Quantifying Minute-by-Minute Modeling of Cognitive Fatigue in a Stroop Task: Slower Exponential Decay and the Effect of a Brief Rest – American Journal of Student Research

American Journal of Student Research

Quantifying Minute-by-Minute Modeling of Cognitive Fatigue in a Stroop Task: Slower Exponential Decay and the Effect of a Brief Rest

Publication Date : Sep-26-2025

DOI: 10.70251/HYJR2348.35400406


Author(s) :

Jeong-Pyo Han.


Volume/Issue :
Volume 3
,
Issue 5
(Sep - 2025)



Abstract :

Sustained attention usually deteriorates during hour-scale tasks. However, it remains unclear whether this attention decline is the same at a minute-by-minute scale, and also if there would be a benefit of having very short rests. This study specifically seeks to answer which simple fatigue process best identifies performance over a 60-minute Stroop-type task, and whether having a brief mid-task rest significantly improves the performance of a task. This study hypothesized that a slower exponential decline of attention would fit better than a standard or faster decline, and also that adding a one-minute passive rest with a small post-break boost would improve task performance without affecting the fit before the break.

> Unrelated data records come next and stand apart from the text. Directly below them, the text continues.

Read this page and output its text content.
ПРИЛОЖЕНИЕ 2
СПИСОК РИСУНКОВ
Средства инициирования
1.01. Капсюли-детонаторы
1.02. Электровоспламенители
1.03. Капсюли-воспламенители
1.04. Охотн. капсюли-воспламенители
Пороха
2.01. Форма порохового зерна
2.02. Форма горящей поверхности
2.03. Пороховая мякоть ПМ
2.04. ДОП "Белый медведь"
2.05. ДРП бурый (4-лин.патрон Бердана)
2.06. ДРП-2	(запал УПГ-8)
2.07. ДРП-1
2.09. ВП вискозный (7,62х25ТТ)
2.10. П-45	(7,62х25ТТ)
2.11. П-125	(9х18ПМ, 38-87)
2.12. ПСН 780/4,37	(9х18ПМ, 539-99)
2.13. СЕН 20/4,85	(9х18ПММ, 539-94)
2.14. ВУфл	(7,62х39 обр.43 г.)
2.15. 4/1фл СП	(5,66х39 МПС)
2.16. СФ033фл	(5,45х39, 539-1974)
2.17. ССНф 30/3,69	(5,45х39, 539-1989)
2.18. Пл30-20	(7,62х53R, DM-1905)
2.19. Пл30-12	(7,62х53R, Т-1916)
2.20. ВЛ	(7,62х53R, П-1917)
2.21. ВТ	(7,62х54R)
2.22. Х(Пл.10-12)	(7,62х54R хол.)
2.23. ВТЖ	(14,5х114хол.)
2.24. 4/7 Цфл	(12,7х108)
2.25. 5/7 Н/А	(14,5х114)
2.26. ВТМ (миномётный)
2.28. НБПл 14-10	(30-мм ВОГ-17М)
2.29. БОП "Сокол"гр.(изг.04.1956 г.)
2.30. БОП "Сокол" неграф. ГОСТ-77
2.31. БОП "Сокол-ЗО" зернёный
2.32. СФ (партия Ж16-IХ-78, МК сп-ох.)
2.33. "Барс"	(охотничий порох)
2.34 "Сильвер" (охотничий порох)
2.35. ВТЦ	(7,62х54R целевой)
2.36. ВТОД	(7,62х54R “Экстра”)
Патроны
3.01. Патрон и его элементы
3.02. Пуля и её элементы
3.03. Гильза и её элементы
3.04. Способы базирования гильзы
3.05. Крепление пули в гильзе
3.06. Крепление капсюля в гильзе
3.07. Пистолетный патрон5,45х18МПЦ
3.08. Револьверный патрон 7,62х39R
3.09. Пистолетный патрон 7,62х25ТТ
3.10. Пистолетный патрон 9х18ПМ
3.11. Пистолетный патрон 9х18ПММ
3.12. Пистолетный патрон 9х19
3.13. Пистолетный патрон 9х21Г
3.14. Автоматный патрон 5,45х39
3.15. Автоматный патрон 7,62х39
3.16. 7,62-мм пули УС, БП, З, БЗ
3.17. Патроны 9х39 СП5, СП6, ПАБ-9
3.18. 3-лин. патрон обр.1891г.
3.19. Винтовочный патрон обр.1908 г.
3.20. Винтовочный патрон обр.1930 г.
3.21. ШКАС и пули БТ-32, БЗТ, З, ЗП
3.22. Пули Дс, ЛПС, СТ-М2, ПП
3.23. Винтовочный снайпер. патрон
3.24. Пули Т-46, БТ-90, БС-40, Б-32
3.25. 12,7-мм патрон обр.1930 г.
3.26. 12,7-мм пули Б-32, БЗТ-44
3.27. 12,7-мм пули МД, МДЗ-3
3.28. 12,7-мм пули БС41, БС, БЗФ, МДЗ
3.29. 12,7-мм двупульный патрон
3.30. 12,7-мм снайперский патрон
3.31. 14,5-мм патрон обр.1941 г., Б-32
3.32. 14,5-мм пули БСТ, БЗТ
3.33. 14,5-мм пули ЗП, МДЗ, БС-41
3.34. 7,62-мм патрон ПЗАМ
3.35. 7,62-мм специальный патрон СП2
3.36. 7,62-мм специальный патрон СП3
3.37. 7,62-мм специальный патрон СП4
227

This study implemented four fatigue regimes (standard, slower, faster, and recovery) as one-minute-step exponential models with Gaussian observation noise. Grid search was conducted to set parameters by minimizing mean squared error against the benchmark, while estimating uncertainty for error metrics with bootstrap confidence intervals and the one for correlation with Fisher-z intervals. For each regime, this study ran R=10,000 simulations (seed=2025). Run-mean trajectories were reported with 95% pointwise bands, while conducting sensitivity analyses varying the fatigue rate, noise level, recovery magnitude, and break timing. Results in this study supported the hypothesis that the slower model provided the best overall performance (e.g. r=0.89, mean squared error = 0.0035), followed by the recovery model (r=0.86, mean squared error =0.0043), and the faster model (r=0.71, mean squared error = 0.0117). These findings were supported by the sensitivity analysis that deviating fatigue rate from its fitted value degraded the fit of the model, while higher noise widened bands without increasing means. In addition, more end-of-task performance was preserved by earlier breaks.